How to find out if letter is Alphanumeric or Digit in Swift

sirab333 picture sirab333 · Jul 1, 2014 · Viewed 35.8k times · Source

I want to count the number of letters, digits and special characters in the following string:

let phrase = "The final score was 32-31!"

I tried:

for tempChar in phrase {
    if (tempChar >= "a" && tempChar <= "z") {
       letterCounter++
    }
// etc.

but I'm getting errors.

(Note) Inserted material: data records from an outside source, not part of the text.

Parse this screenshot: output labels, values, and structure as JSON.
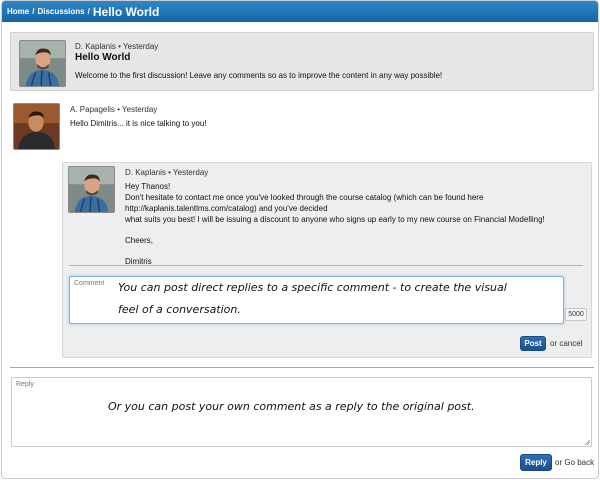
{
  "breadcrumb": {
    "home": "Home",
    "discussions": "Discussions",
    "separator": "/",
    "current": "Hello World"
  },
  "original_post": {
    "author": "D. Kaplanis",
    "time": "Yesterday",
    "meta": "D. Kaplanis • Yesterday",
    "title": "Hello World",
    "body": "Welcome to the first discussion! Leave any comments so as to improve the content in any way possible!"
  },
  "comment": {
    "meta": "A. Papagelis • Yesterday",
    "body": "Hello Dimitris... it is nice talking to you!"
  },
  "nested_reply": {
    "meta": "D. Kaplanis • Yesterday",
    "lines": [
      "Hey Thanos!",
      "Don't hesitate to contact me once you've looked through the course catalog (which can be found here",
      "http://kaplanis.talentlms.com/catalog) and you've decided",
      "what suits you best! I will be issuing a discount to anyone who signs up early to my new course on Financial Modelling!",
      "",
      "Cheers,",
      "",
      "Dimitris"
    ]
  },
  "comment_form": {
    "label": "Comment",
    "value_line1": "You can post direct replies to a specific comment - to create the visual",
    "value_line2": "feel of a conversation.",
    "counter": "5000",
    "post_label": "Post",
    "cancel_text": "or cancel"
  },
  "reply_form": {
    "label": "Reply",
    "value": "Or you can post your own comment as a reply to the original post.",
    "reply_label": "Reply",
    "back_text": "or Go back"
  },
  "colors": {
    "header": "#1a6fb0",
    "button": "#1f5797",
    "focus_border": "#7fb3e0"
  }
}
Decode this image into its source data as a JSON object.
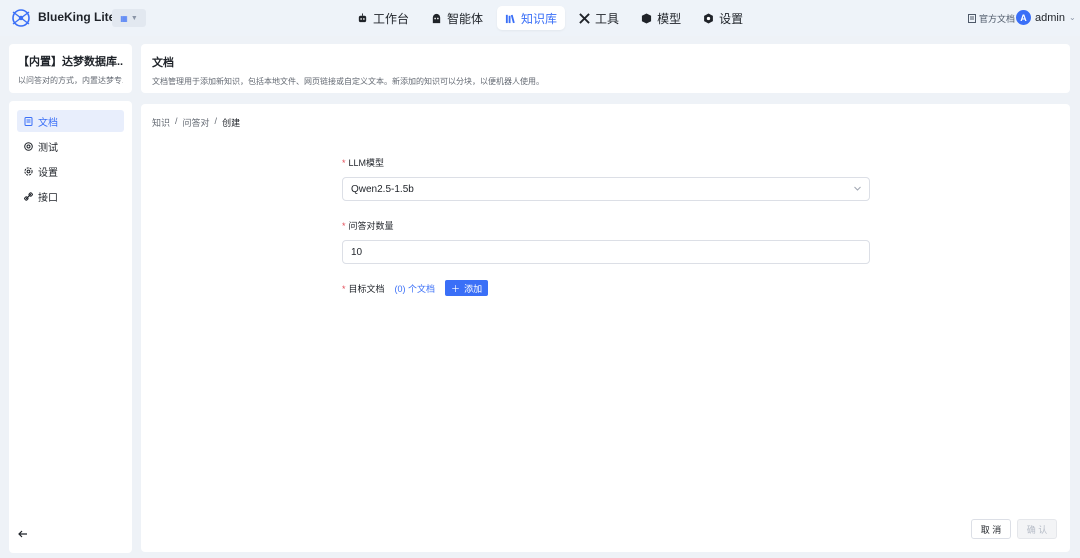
{
  "app": {
    "brand": "BlueKing Lite"
  },
  "nav": [
    {
      "label": "工作台",
      "icon": "robot-icon"
    },
    {
      "label": "智能体",
      "icon": "agent-icon"
    },
    {
      "label": "知识库",
      "icon": "library-icon",
      "active": true
    },
    {
      "label": "工具",
      "icon": "tools-icon"
    },
    {
      "label": "模型",
      "icon": "cube-icon"
    },
    {
      "label": "设置",
      "icon": "gear-icon"
    }
  ],
  "topright": {
    "docs_label": "官方文档",
    "user": "admin",
    "avatar_letter": "A"
  },
  "kb": {
    "title": "【内置】达梦数据库...",
    "desc": "以问答对的方式，内置达梦专..."
  },
  "header": {
    "title": "文档",
    "desc": "文档管理用于添加新知识，包括本地文件、网页链接或自定义文本。新添加的知识可以分块，以便机器人使用。"
  },
  "sidebar": {
    "items": [
      {
        "label": "文档",
        "icon": "document-icon",
        "active": true
      },
      {
        "label": "测试",
        "icon": "test-icon"
      },
      {
        "label": "设置",
        "icon": "settings-icon"
      },
      {
        "label": "接口",
        "icon": "link-icon"
      }
    ]
  },
  "breadcrumb": {
    "items": [
      "知识",
      "问答对",
      "创建"
    ],
    "sep": "/"
  },
  "form": {
    "llm_label": "LLM模型",
    "llm_value": "Qwen2.5-1.5b",
    "qa_count_label": "问答对数量",
    "qa_count_value": "10",
    "target_label": "目标文档",
    "target_count": "(0) 个文档",
    "add_label": "添加",
    "required_mark": "*"
  },
  "footer": {
    "cancel": "取 消",
    "confirm": "确 认"
  },
  "colors": {
    "accent": "#3a6ff7",
    "required": "#e34d59"
  }
}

I tried all sorts of other variations on this - still getting error - such as:

could not find an overload for '<=' that accepts the supplied arguments

Answer

Martin R picture Martin R · Jul 1, 2014

For Swift 5 see rustylepord's answer.

Update for Swift 3:

let letters = CharacterSet.letters
let digits = CharacterSet.decimalDigits

var letterCount = 0
var digitCount = 0

for uni in phrase.unicodeScalars {
    if letters.contains(uni) {
        letterCount += 1
    } else if digits.contains(uni) {
        digitCount += 1
    }
}

(Previous answer for older Swift versions)

A possible Swift solution:

var letterCounter = 0
var digitCount = 0
let phrase = "The final score was 32-31!"
for tempChar in phrase.unicodeScalars {
    if tempChar.isAlpha() {
        letterCounter++
    } else if tempChar.isDigit() {
        digitCount++
    }
}

Update: The above solution works only with characters in the ASCII character set, i.e. it does not recognize Ä, é or ø as letters. The following alternative solution uses NSCharacterSet from the Foundation framework, which can test characters based on their Unicode character classes:

let letters = NSCharacterSet.letterCharacterSet()
let digits = NSCharacterSet.decimalDigitCharacterSet()

var letterCount = 0
var digitCount = 0

for uni in phrase.unicodeScalars {
    if letters.longCharacterIsMember(uni.value) {
        letterCount++
    } else if digits.longCharacterIsMember(uni.value) {
        digitCount++
    }
}

Update 2: As of Xcode 6 beta 4, the first solution does not work anymore, because the isAlpha() and related (ASCII-only) methods have been removed from Swift. The second solution still works.